On a positive note, the global economy expanded in 2016, which was positive for the banking and financial sectors of the world markets. The acceleration of global growth was aided, in part, by China’s economy stabilizing after a frightening start to the year. Additionally, improved global industrial activity and further economic growth in the United States played a significant supportive role in helping to steady the global economy. The improving economic activity set the stage for rising bond interest rates in the U.S. and, as a result, creating the strongest dollar that we have seen in the past 15 years.

All major stock indexes posted gains in the fourth quarter and overall for 2016 with much of it realized in late 2016 following the U.S. presidential election. Small Cap (small company stocks) performed particularly well as compared to large cap stocks (large company stocks). This was partly due to the rise of the stronger dollar, which impacts larger companies with more global ties. Financial stocks fared well due to rising interest rates and greater expectations of bank deregulation. Industrial stocks rose as well on hopes of infrastructure stimulus. While these sectors experienced healthy growth, healthcare stocks lagged due to uncertainty over what will happen with Obamacare. Shrinking corporate earnings appeared to have bottomed out and began to turn upward as the energy and manufacturing sectors recovered from the sharp drop in energy prices.

As we enter 2017, pro-growth policies could well have an added positive impact on corporate earnings. The U.S. has seen job growth for 75 straight months. This is a good sign for the economy. However, the personnel costs associated with a larger workforce along with higher interest rates could well squeeze overall earnings.

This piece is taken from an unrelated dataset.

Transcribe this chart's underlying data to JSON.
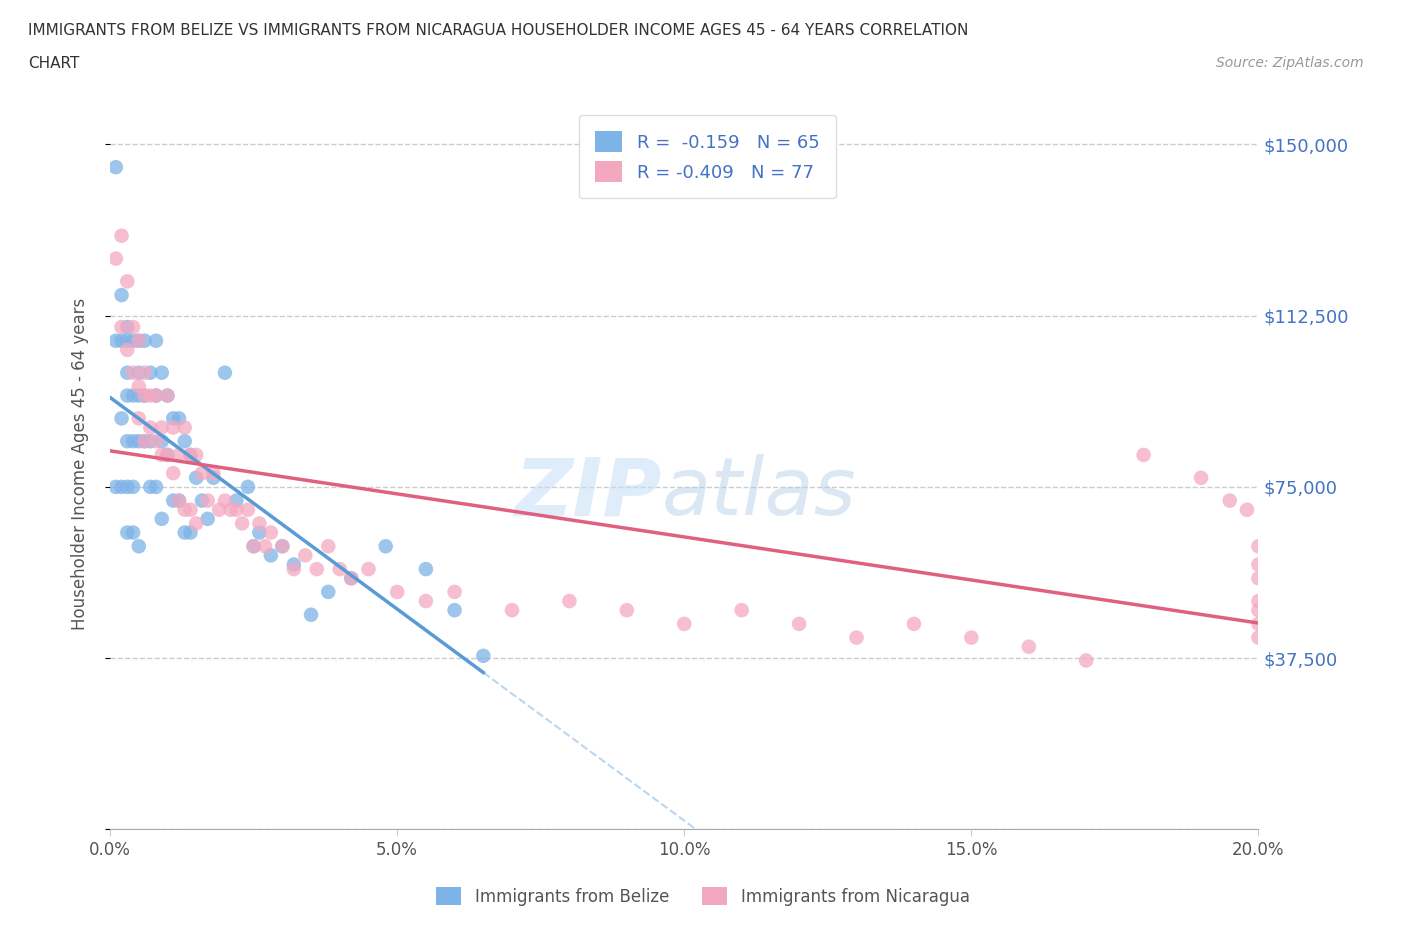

I remain confident that the economy is headed in the right direction as we begin 2017. The President Elect has made many bold promises regarding bolstering the U.S. economy by pushing U.S. companies to maintain and expand a domestic workforce. The inauguration speech should be very telling, but the proof will come when policies are implemented. Overall, I feel that we turned the corner in 2016 and our economy is pointed in the right direction. I am anxious to provide a positive report at the end of the 1st quarter of 2017.